Similarly, although Cameron's pledge not to cut the NHS budget strikes many Conservatives – and not only Conservatives – as unsustainable and even irresponsible at a time of ruinous Budget deficits, it's worth going back to that 1979 manifesto, to see what Margaret Thatcher said in similar circumstances: "It is not our intention to reduce spending on the health service. We intend to make better uses of what resources are available. So we will simplify and decentralise the service and cut back bureaucracy." Can you tell the difference between that and the Cameron message? Thatcher, like the current Tory leader, was politically terrified of being seen as an enemy of the NHS, which, as one of her chancellors ruefully observed, "is the closest thing the English have to a religion".
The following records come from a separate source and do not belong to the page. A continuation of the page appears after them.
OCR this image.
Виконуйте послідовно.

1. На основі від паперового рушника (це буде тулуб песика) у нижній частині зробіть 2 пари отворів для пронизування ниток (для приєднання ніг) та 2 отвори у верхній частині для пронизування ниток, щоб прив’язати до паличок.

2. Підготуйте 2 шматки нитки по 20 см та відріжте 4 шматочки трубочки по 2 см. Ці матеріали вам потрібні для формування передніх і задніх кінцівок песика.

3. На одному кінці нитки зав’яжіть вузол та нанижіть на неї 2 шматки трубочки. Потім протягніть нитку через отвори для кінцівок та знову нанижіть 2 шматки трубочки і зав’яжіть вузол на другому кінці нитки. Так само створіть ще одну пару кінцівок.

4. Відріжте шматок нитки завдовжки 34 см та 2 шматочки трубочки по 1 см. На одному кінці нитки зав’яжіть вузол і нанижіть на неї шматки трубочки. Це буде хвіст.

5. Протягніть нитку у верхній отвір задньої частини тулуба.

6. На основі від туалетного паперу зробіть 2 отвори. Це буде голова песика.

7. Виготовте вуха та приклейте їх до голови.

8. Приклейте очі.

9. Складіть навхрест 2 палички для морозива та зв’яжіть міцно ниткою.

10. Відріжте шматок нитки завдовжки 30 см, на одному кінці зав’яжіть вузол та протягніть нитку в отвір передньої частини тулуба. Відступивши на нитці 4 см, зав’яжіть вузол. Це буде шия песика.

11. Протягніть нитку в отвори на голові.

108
It is, however, true that in David Cameron, this fear of saying anything – anything at all – which could be used against the Conservatives by their political opponents, has become akin to pathological. "What terrible accusations will Labour bring forth if we suggest this, or that?" seems to be almost a reflexive cringe governing the Tories' entire electoral strategy. It is indicative of a general lack of ideological confidence, although this is not exactly surprising in the wake of three successive heavy general election defeats, and the undoubted skills of New Labour at black propaganda – or lying, to use the technical term.
I think I can discern how this intellectual wooliness fits into the Tories' overall strategy. They believe that their core vote is rock solid, but that in order to win an overall majority in the Commons, they above all must reassure the sort of swing voters in marginal seats who would in recent elections have voted Labour or Liberal Democrat. So the policies must be wishy-washy enough to appeal to, well, wishy-washy voters. That has a certain internal logic. Yet was it wishy-washiness that turned millions of voters from Labour to Tory, when Thatcher fought Jim Callaghan in 1979?
Her first election manifesto might have been evasive in some respects, but no one could be in any doubt about what the Lady stood for and what she wanted to do. It is insufficient for David Cameron to stand as the "not-Gordon Brown candidate". To win a decisive mandate, and to deserve to do so, it is necessary to win the big arguments.